Die für die Krankenhausplanung zuständigen Länder sollen den Wandel steuern. Sie können beispielsweise festlegen, ob es in einer Region zwei oder vier Standorte für Wirbelsäulenchirurgie gibt, erklärte Lauterbach. Die neue Basisvergütung soll auch die Existenz kleinerer Häuser in ländlichen Gebieten absichern. Außerdem können Länder Klinikstandorte zu "sektorenübergreifenden Versorgungseinrichtungen" erklären, die "wohnortnah" stationäre Behandlung mit ambulanten und pflegerischen Leistungen kombinieren. Wo es an Fach- und Hausärzten mangelt, könnten Patienten künftig auch für solche Behandlungen ins Krankenhaus gehen. Besonders in westdeutschen Großstädten könnten jedoch Klinikstandorte wegfallen.
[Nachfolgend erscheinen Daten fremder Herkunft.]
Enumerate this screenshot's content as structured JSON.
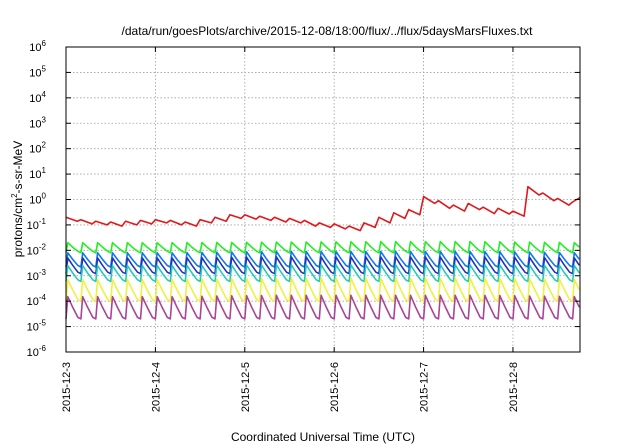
{
  "chart_data": {
    "type": "line",
    "title": "/data/run/goesPlots/archive/2015-12-08/18:00/flux/../flux/5daysMarsFluxes.txt",
    "xlabel": "Coordinated Universal Time (UTC)",
    "ylabel": "protons/cm2-s-sr-MeV",
    "ylabel_parts": {
      "before": "protons/cm",
      "sup": "2",
      "after": "-s-sr-MeV"
    },
    "yscale": "log",
    "ylim": [
      1e-06,
      1000000.0
    ],
    "y_ticks": [
      {
        "base": "10",
        "exp": "-6"
      },
      {
        "base": "10",
        "exp": "-5"
      },
      {
        "base": "10",
        "exp": "-4"
      },
      {
        "base": "10",
        "exp": "-3"
      },
      {
        "base": "10",
        "exp": "-2"
      },
      {
        "base": "10",
        "exp": "-1"
      },
      {
        "base": "10",
        "exp": "0"
      },
      {
        "base": "10",
        "exp": "1"
      },
      {
        "base": "10",
        "exp": "2"
      },
      {
        "base": "10",
        "exp": "3"
      },
      {
        "base": "10",
        "exp": "4"
      },
      {
        "base": "10",
        "exp": "5"
      },
      {
        "base": "10",
        "exp": "6"
      }
    ],
    "xlim": [
      "2015-12-03T00:00",
      "2015-12-08T18:00"
    ],
    "x_ticks": [
      "2015-12-3",
      "2015-12-4",
      "2015-12-5",
      "2015-12-6",
      "2015-12-7",
      "2015-12-8"
    ],
    "grid": true,
    "series": [
      {
        "color": "#e0191b",
        "x": [
          "2015-12-03T00:00",
          "2015-12-03T03:00",
          "2015-12-03T04:00",
          "2015-12-03T07:00",
          "2015-12-03T08:00",
          "2015-12-03T11:00",
          "2015-12-03T12:00",
          "2015-12-03T15:00",
          "2015-12-03T16:00",
          "2015-12-03T19:00",
          "2015-12-03T20:00",
          "2015-12-03T23:00",
          "2015-12-04T00:00",
          "2015-12-04T03:00",
          "2015-12-04T04:00",
          "2015-12-04T07:00",
          "2015-12-04T08:00",
          "2015-12-04T11:00",
          "2015-12-04T12:00",
          "2015-12-04T15:00",
          "2015-12-04T16:00",
          "2015-12-04T19:00",
          "2015-12-04T20:00",
          "2015-12-04T23:00",
          "2015-12-05T00:00",
          "2015-12-05T03:00",
          "2015-12-05T04:00",
          "2015-12-05T07:00",
          "2015-12-05T08:00",
          "2015-12-05T11:00",
          "2015-12-05T12:00",
          "2015-12-05T15:00",
          "2015-12-05T16:00",
          "2015-12-05T19:00",
          "2015-12-05T20:00",
          "2015-12-05T23:00",
          "2015-12-06T00:00",
          "2015-12-06T03:00",
          "2015-12-06T04:00",
          "2015-12-06T07:00",
          "2015-12-06T08:00",
          "2015-12-06T11:00",
          "2015-12-06T12:00",
          "2015-12-06T15:00",
          "2015-12-06T16:00",
          "2015-12-06T19:00",
          "2015-12-06T20:00",
          "2015-12-06T23:00",
          "2015-12-07T00:00",
          "2015-12-07T03:00",
          "2015-12-07T04:00",
          "2015-12-07T07:00",
          "2015-12-07T08:00",
          "2015-12-07T11:00",
          "2015-12-07T12:00",
          "2015-12-07T15:00",
          "2015-12-07T16:00",
          "2015-12-07T19:00",
          "2015-12-07T20:00",
          "2015-12-07T23:00",
          "2015-12-08T00:00",
          "2015-12-08T03:00",
          "2015-12-08T04:00",
          "2015-12-08T07:00",
          "2015-12-08T08:00",
          "2015-12-08T11:00",
          "2015-12-08T12:00",
          "2015-12-08T15:00",
          "2015-12-08T16:00",
          "2015-12-08T18:00"
        ],
        "values": [
          0.2,
          0.14,
          0.16,
          0.11,
          0.14,
          0.1,
          0.13,
          0.09,
          0.14,
          0.1,
          0.15,
          0.11,
          0.16,
          0.12,
          0.15,
          0.1,
          0.13,
          0.09,
          0.16,
          0.12,
          0.2,
          0.14,
          0.25,
          0.18,
          0.25,
          0.17,
          0.22,
          0.15,
          0.2,
          0.13,
          0.18,
          0.12,
          0.15,
          0.09,
          0.12,
          0.08,
          0.11,
          0.07,
          0.09,
          0.06,
          0.12,
          0.08,
          0.2,
          0.12,
          0.3,
          0.18,
          0.4,
          0.25,
          1.3,
          0.7,
          0.9,
          0.45,
          0.6,
          0.35,
          0.7,
          0.4,
          0.5,
          0.28,
          0.45,
          0.27,
          0.35,
          0.22,
          3.2,
          1.5,
          1.8,
          0.9,
          1.1,
          0.6,
          0.8,
          1.2
        ]
      },
      {
        "color": "#22ee22",
        "cycle_hours": 4,
        "min_values": [
          0.008,
          0.008,
          0.008,
          0.008,
          0.008,
          0.008
        ],
        "max_values": [
          0.02,
          0.02,
          0.021,
          0.022,
          0.022,
          0.02
        ]
      },
      {
        "color": "#1177ee",
        "cycle_hours": 4,
        "min_values": [
          0.0022,
          0.0022,
          0.0022,
          0.0022,
          0.0022,
          0.0022
        ],
        "max_values": [
          0.008,
          0.008,
          0.009,
          0.009,
          0.009,
          0.008
        ]
      },
      {
        "color": "#2233bb",
        "cycle_hours": 4,
        "min_values": [
          0.0012,
          0.0012,
          0.0012,
          0.0012,
          0.0012,
          0.0012
        ],
        "max_values": [
          0.005,
          0.005,
          0.0055,
          0.0055,
          0.0055,
          0.005
        ]
      },
      {
        "color": "#22ccbb",
        "cycle_hours": 4,
        "min_values": [
          0.0006,
          0.0006,
          0.0006,
          0.0006,
          0.0006,
          0.0006
        ],
        "max_values": [
          0.0025,
          0.0025,
          0.0027,
          0.0027,
          0.0027,
          0.0025
        ]
      },
      {
        "color": "#f0f040",
        "cycle_hours": 4,
        "min_values": [
          0.0001,
          0.0001,
          0.0001,
          0.0001,
          0.0001,
          0.0001
        ],
        "max_values": [
          0.0007,
          0.0007,
          0.0008,
          0.0008,
          0.0008,
          0.0007
        ]
      },
      {
        "color": "#aa4499",
        "cycle_hours": 4,
        "min_values": [
          2e-05,
          2e-05,
          2e-05,
          2e-05,
          2e-05,
          2e-05
        ],
        "max_values": [
          0.00015,
          0.00015,
          0.00017,
          0.00017,
          0.00017,
          0.00015
        ]
      }
    ]
  }
}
Sind Finanzhilfen geplant?

Das Gesetz sieht zusätzliche Finanzmittel vor. So sollen Kostensteigerungen der Kliniken, etwa bei den Tariflöhnen aller Beschäftigten, schon ab diesem Jahr nicht mehr nur zur Hälfte, sondern vollständig von den Krankenkassen übernommen werden. Zur Unterstützung des Wandels hin zu den neuen Strukturen ist zudem ein "Transformationsfonds" vorgesehen, aus dem zwischen 2026 und 2035 bis zu 25 Milliarden Euro fließen könnten – vorausgesetzt, die Länder beteiligen sich in gleicher Höhe. Das Geld soll aus Mitteln der gesetzlichen Kassen und entsprechend dem Behandlungsanteil aus den privaten Krankenversicherungen stammen.

Was bringt der große Umbau?

Der Entwurf verweist auf "Effizienzgewinne und Minderausgaben" durch eine stärker koordinierte und hochwertigere Versorgung. Die Jahresausgaben der gesetzlichen Krankenkassen für Kliniken stiegen zuletzt auf 94 Milliarden Euro, was ein Drittel der gesamten Leistungsausgaben ausmacht. Die Kassen unterstützen eine stärkere Spezialisierung zur Qualitätssteigerung, warnen aber vor einer weiteren "Kostenlawine" in einer ohnehin angespannten finanziellen Lage. Kliniken und Länder fordern schnellere Finanzhilfen, da manche Häuser die erst in einigen Jahren greifende Reform sonst nicht überleben könnten.

Wie geht es weiter?

Das Gesetz soll am 1. Januar 2025 in Kraft treten – jedoch nicht auf einen Schlag, sondern schrittweise bis 2029. Geplant ist, dass die Länder ihren Kliniken bis Ende 2026 die jeweiligen Leistungsgruppen zuweisen. Die Finanzierung wird dann 2027 und 2028 schrittweise auf das neue System umgestellt, wie das Ministerium erklärt.